Lunedì 24 Novembre
Non avevo voglia di tornare a casa.
Non avevo fame,
non volevo che mia madre mi costringesse a mangiare e, soprattutto, a
raccontarle che cosa fosse successo. Alla fine delle lezione le avevo telefonato
e le avevo spiegato brevemente che sarei rimasta fuori, quel pomeriggio, che non
era il caso che mi aspettasse. Non ne sembrava contenta, ma accettò e alla fine
smise di chiedermi se stavo bene.
Ero stanca, distrutta. Non avevo la forza
per piangere e non sapevo che cosa fare. In realtà, forse non avevo voglia di
fare niente.

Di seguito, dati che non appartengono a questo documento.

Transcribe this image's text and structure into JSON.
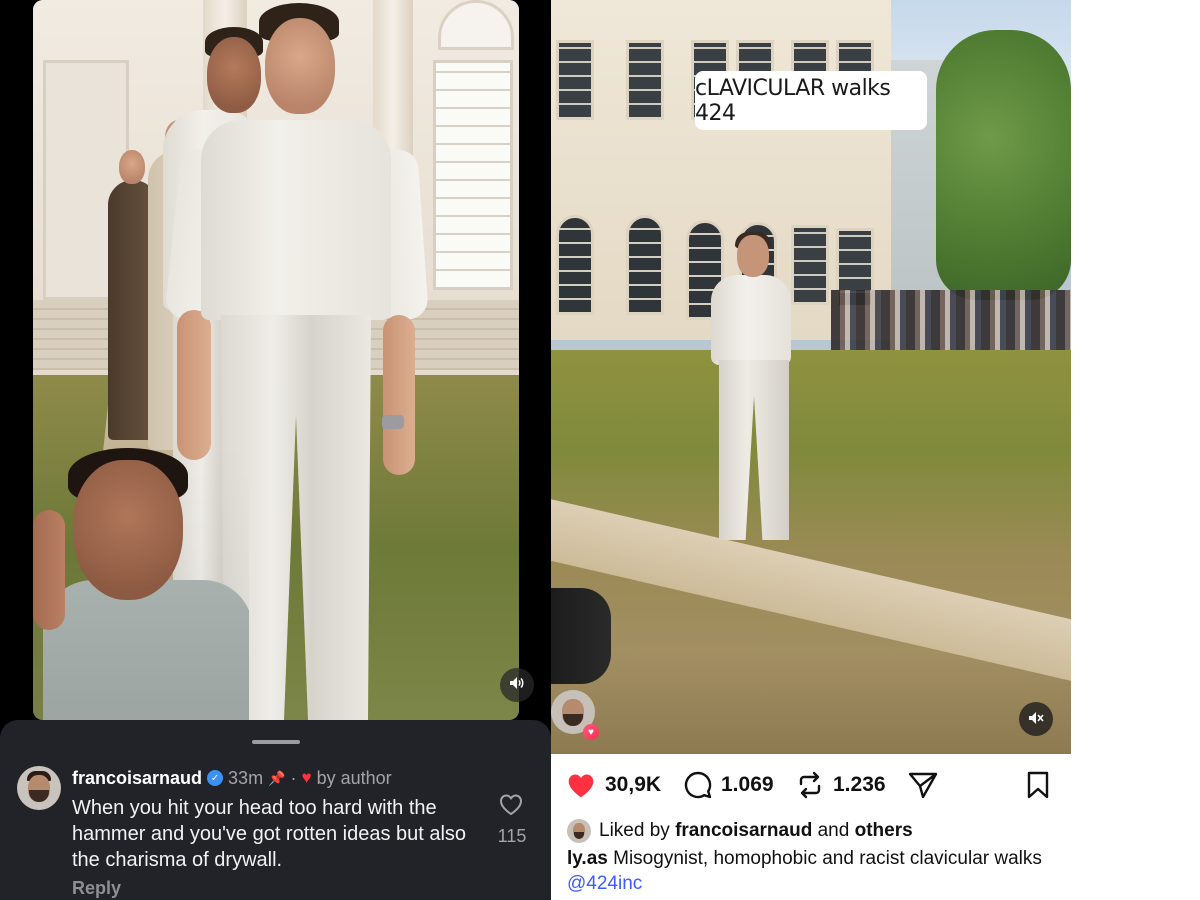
{
  "left": {
    "volume_icon": "speaker-icon",
    "comment": {
      "username": "francoisarnaud",
      "verified_icon": "verified-badge-icon",
      "time": "33m",
      "pin_icon": "pin-icon",
      "separator": "·",
      "author_like_icon": "heart-icon",
      "author_like_label": "by author",
      "text": "When you hit your head too hard with the hammer and you've got rotten ideas but also the charisma of drywall.",
      "like_count": "115",
      "reply_label": "Reply"
    }
  },
  "right": {
    "overlay_caption": "cLAVICULAR walks 424",
    "mute_icon": "muted-speaker-icon",
    "actions": {
      "likes": "30,9K",
      "comments": "1.069",
      "reposts": "1.236"
    },
    "liked_by": {
      "prefix": "Liked by",
      "user": "francoisarnaud",
      "conjunction": "and",
      "others": "others"
    },
    "caption": {
      "username": "ly.as",
      "text": " Misogynist, homophobic and racist clavicular walks ",
      "mention": "@424inc"
    }
  },
  "colors": {
    "like_red": "#ff3040",
    "verified_blue": "#3b91f5",
    "mention_blue": "#3d5afe",
    "sheet_bg": "#212328"
  }
}
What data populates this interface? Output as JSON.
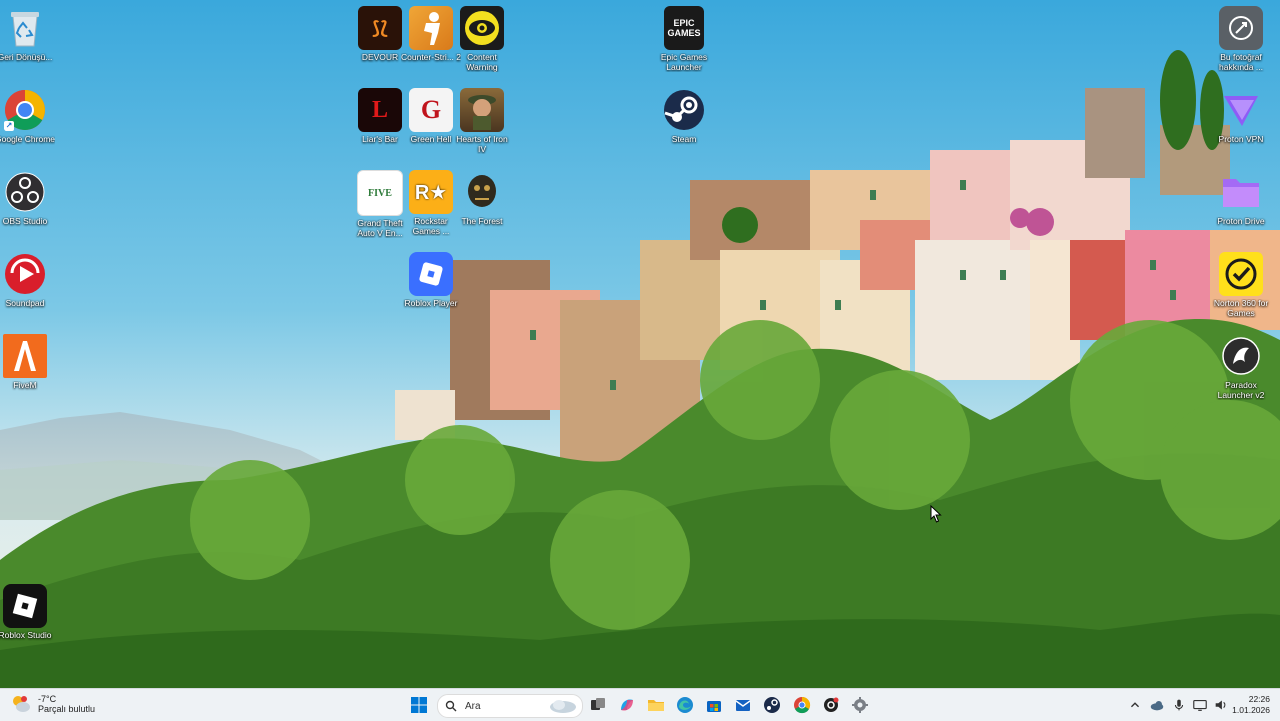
{
  "desktop": {
    "icons": [
      {
        "key": "recycle",
        "label": "Geri Dönüşü..."
      },
      {
        "key": "chrome",
        "label": "Google Chrome"
      },
      {
        "key": "obs",
        "label": "OBS Studio"
      },
      {
        "key": "soundpad",
        "label": "Soundpad"
      },
      {
        "key": "fivem",
        "label": "FiveM"
      },
      {
        "key": "roblox_studio",
        "label": "Roblox Studio"
      },
      {
        "key": "devour",
        "label": "DEVOUR"
      },
      {
        "key": "cs2",
        "label": "Counter-Stri... 2"
      },
      {
        "key": "content_warning",
        "label": "Content Warning"
      },
      {
        "key": "liars_bar",
        "label": "Liar's Bar"
      },
      {
        "key": "green_hell",
        "label": "Green Hell"
      },
      {
        "key": "hoi4",
        "label": "Hearts of Iron IV"
      },
      {
        "key": "gta5",
        "label": "Grand Theft Auto V En..."
      },
      {
        "key": "rockstar",
        "label": "Rockstar Games ..."
      },
      {
        "key": "the_forest",
        "label": "The Forest"
      },
      {
        "key": "roblox_player",
        "label": "Roblox Player"
      },
      {
        "key": "epic",
        "label": "Epic Games Launcher"
      },
      {
        "key": "steam",
        "label": "Steam"
      },
      {
        "key": "photo_info",
        "label": "Bu fotoğraf hakkında ..."
      },
      {
        "key": "proton_vpn",
        "label": "Proton VPN"
      },
      {
        "key": "proton_drive",
        "label": "Proton Drive"
      },
      {
        "key": "norton",
        "label": "Norton 360 for Games"
      },
      {
        "key": "paradox",
        "label": "Paradox Launcher v2"
      }
    ],
    "tiles": {
      "devour": "⟆⟅",
      "liars_bar": "L",
      "green_hell": "G",
      "gta5": "FIVE",
      "rockstar": "R★",
      "epic": "EPIC GAMES"
    }
  },
  "taskbar": {
    "weather": {
      "temp": "-7°C",
      "condition": "Parçalı bulutlu",
      "icon": "partly-cloudy-icon"
    },
    "search_placeholder": "Ara",
    "clock": {
      "time": "22:26",
      "date": "1.01.2026"
    },
    "pinned": [
      "start",
      "task-view",
      "copilot",
      "file-explorer",
      "edge",
      "store",
      "mail",
      "steam",
      "chrome",
      "gear-app",
      "settings"
    ]
  },
  "colors": {
    "taskbar_bg": "#eef2f5",
    "accent": "#0078d4"
  }
}
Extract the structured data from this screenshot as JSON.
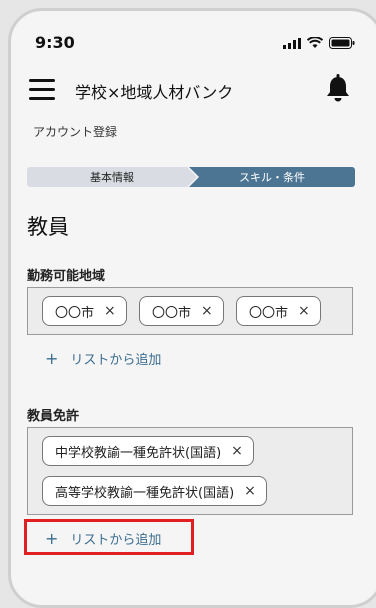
{
  "status": {
    "time": "9:30"
  },
  "header": {
    "title": "学校×地域人材バンク"
  },
  "page_label": "アカウント登録",
  "stepper": {
    "step1": "基本情報",
    "step2": "スキル・条件"
  },
  "section_title": "教員",
  "areas": {
    "label": "勤務可能地域",
    "chips": [
      "〇〇市",
      "〇〇市",
      "〇〇市"
    ],
    "add_label": "リストから追加"
  },
  "licenses": {
    "label": "教員免許",
    "chips": [
      "中学校教諭一種免許状(国語)",
      "高等学校教諭一種免許状(国語)"
    ],
    "add_label": "リストから追加"
  },
  "icons": {
    "close": "×",
    "plus": "+"
  },
  "colors": {
    "accent": "#4c7594",
    "link": "#3a6c8f",
    "highlight": "#e02020"
  }
}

Se fosse dipeso da me mi sarei chiusa a chiave in camera e sarei
rimasta lì fino a che non fossi morta d'inedia. Ma una vocina, nel mio cervello,
diceva che non era quella la soluzione adatta. Dovevo reagire, trovare un hobby,
qualche amico.
Da quando avevo litigato con Ines e Francesca mi sentivo sola.
In un momento come quello, con l'immagine di Gabriele intento a baciare Elena
che mi rimbalzava nella mente, avrei avuto bisogno di loro. Ma non mi guardavano
neppure e io non avevo il coraggio di affrontarle.
Avevo bisogno di un
consiglio e non avevo amici con cui parlare. Per un po', riflettei mentre
camminavo, da sola, nei paraggi della scuola ormai deserta, avevo preso in seria
considerazione l'idea di parlare con Gioele. Ma avevo rinunciato subito. Credevo
che fosse troppo coinvolto, che avrebbe interpretato male il mio comportamento.
Era sbagliato cercarlo solo quando avevo bisogno d'aiuto.
Mi lasciai cadere
sugli scalini della chiesa davanti alla scuola e sistemai lo zaino a terra
accanto a me. Poggiai la testa alla porta dietro di me e chiusi gli occhi. Non
volevo pensare, eppure non riuscivo a non farlo. Facevo fatica anche a
respirare, mi sembrava di non capire più niente. Vedevo Gabriele che baciava
Elena, lo sentivo dire che tra loro c'era solo amicizia; poi l'immagine spariva
e comparivano i volti furiosi di quelle che ormai erano mie ex-amiche, che mi
gridavano d'averle trascurate, d'avere per la testa solo Gabriele, d'essere
egoista e di essere troppo insistente con le persone; vedevo Gioele, dietro di
loro, volteggiare come un'apparizione e dirmi che non sapeva come aiutarmi, che
non poteva parlare... Era un'allucinazione. Una tremenda, dolorosa
allucinazione.
E mi parve un'allucinazione anche la voce delicata e bassa, un
po' roca, che mi giunse alle orecchie.
«Carlotta?»
Aprii lentamente gli
occhi e sbattei un paio di volte le palpebre. Lo fissai per un p', inebetita,
fino a che non ripeté timidamente il mio nome.
«Carlotta?»
«Gio'?» lo
chiamai di rimando, giusto per essere sicura di non averlo solo
immaginato.
«Scusa.» sussurrò prima che potessi aggiungere altro. «Non avrei
dovuto seguirti.» Spostava il peso da un piede all'altro, a disagio, e fissava
la strada, ma dopo un po' sembrò prendere coraggio e mi si avvicinò. «Ho visto
che non stavi bene, a scuola. Ho pensato che... forse... avresti avuto bisogno
di un po' di compagnia. Ma se non vuoi...»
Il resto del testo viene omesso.